А возвращались в конце дня, усталые и огорченные. И тетя Ина обязательно прямо с порога объявляла:

– Я так расстроилась!

И выяснялось: шляпы они купили. Но купили они шляпы никудышные. Хотя и дорогие. Носить их категорически нельзя.

Каждый раз я с серьезным видом допытывался, почему нельзя, и всегда слышал негодующие возгласы обеих: как же носить вещь, если она тебя уродует?!

Чтобы доказать мне, а заодно еще раз и себе, что в самом деле уродует, тетки по очереди примеряли шляпы перед зеркалом, стоящим на этажерке.

– Ужас! – возмущалась тетя Ина, срывая с головы фетровый малиновый горшок с розовым бантом.

– Нет, это немыслимо, это… какой-то страшный сон в летнюю ночь… – мрачно рекла тетя Калерия, внимательно глядя на свое отражение и двигая с затылка на лоб, а со лба на ухо темно-зеленую шляпу с короткими изогнутыми полями и вуалеткой. Потом щурилась и выносила окончательный приговор: кошмар.

– Обидно, – объясняла тетя Ина, – в магазине мне сперва даже показалось, что ничего. А потом, смотрю, бр-р… но неудобно же целый час торчать перед зеркалом, когда кругом народ и все смотрят. И смеются… Как «почему»? Как это «почему»? Да потому что две старые дуры примеряют шляпки!

Всю весну и следующую осень тетки ходили в косынках, а новой весной опять шли за шляпами.

– Понимаешь, Алексей, – оправдывалась однажды тетя Калерия, с отвращением разглядывая ужасающий головной убор, похожий на походный котелок нерадивого солдата-обозника, украшенный пером, – все-таки хочется прилично выглядеть. Хорошо твоей маме, она красавица, такой, как она, какая шляпка не пристала?..

Я считал, не имеет никакого значения, носят мои тетки шляпы, платки или наденут мужской малахай, влияния на их внешний вид это не окажет, они же, действительно, не молоды.
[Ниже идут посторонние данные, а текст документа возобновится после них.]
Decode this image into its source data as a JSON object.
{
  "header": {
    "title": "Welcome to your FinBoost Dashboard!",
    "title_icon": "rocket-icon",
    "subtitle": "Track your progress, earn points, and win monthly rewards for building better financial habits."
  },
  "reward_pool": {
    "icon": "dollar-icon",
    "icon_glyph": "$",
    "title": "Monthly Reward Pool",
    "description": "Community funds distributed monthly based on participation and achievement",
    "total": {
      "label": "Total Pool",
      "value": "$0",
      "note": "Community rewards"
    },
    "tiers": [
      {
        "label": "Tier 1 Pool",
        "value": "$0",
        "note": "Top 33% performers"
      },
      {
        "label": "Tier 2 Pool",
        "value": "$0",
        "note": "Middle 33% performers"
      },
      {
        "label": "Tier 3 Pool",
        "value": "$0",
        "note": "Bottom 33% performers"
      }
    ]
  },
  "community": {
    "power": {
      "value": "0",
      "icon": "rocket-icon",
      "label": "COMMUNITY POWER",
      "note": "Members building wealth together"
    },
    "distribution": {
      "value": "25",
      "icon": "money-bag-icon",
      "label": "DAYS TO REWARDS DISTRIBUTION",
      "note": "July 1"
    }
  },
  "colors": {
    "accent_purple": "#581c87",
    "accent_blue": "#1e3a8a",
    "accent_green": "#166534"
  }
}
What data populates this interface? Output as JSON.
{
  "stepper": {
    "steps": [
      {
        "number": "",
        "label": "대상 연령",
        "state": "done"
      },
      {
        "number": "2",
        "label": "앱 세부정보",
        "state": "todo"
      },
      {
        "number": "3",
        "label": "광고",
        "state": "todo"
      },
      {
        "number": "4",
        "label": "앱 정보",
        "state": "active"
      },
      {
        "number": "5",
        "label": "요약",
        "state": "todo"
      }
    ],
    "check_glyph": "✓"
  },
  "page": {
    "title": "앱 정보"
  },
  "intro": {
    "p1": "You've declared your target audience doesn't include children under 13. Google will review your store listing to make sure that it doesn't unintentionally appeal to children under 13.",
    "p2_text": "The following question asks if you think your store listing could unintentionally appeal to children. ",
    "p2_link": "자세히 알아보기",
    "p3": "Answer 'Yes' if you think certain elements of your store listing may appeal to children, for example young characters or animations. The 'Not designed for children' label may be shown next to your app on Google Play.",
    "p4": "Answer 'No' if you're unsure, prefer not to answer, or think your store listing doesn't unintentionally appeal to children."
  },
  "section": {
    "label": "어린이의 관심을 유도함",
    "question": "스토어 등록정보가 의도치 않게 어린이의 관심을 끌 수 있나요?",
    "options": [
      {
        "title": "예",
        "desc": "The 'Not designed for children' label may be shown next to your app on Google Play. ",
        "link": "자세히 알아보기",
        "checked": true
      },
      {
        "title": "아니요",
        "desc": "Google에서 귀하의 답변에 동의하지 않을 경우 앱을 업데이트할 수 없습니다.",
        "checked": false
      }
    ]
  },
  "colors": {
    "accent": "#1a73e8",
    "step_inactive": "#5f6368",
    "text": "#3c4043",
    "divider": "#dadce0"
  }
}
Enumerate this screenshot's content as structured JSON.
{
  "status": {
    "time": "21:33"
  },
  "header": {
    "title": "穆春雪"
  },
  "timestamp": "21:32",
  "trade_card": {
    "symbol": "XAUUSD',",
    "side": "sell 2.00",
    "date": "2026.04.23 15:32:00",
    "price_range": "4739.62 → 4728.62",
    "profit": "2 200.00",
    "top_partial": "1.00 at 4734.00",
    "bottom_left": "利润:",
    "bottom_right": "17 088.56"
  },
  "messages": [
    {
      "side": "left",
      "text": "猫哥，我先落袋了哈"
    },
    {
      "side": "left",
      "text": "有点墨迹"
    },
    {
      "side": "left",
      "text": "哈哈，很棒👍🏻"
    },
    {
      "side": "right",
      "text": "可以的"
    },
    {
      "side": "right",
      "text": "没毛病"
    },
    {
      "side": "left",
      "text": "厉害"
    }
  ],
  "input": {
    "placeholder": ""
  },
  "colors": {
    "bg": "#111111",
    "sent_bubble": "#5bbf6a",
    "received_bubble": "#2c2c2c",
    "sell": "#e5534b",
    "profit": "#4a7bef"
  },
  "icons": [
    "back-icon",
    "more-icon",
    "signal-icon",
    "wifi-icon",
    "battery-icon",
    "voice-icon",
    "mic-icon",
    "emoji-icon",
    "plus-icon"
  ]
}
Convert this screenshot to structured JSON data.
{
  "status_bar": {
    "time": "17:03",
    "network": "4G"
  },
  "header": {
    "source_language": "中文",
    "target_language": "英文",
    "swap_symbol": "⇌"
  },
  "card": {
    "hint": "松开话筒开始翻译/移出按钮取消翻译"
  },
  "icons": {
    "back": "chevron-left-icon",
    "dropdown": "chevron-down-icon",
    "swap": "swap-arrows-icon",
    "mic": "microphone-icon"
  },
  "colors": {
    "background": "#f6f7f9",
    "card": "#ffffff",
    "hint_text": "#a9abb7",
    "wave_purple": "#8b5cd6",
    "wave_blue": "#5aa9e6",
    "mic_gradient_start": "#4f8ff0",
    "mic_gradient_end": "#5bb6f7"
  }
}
Мягко выражаясь… А вот моя мама… Да, с годами я начал понимать, что она и вправду красавица, любил смотреть на ее портрет, военный, в гимнастерке с погонами и орденом, радовался, когда говорили, что лицом я – вылитая мать, прямо копия.

А теток жалко, не повезло им, они ни капли не похожи на сестру. И я, как мог, старался убедить их, что купленные шляпы совсем даже ничего и им к лицу.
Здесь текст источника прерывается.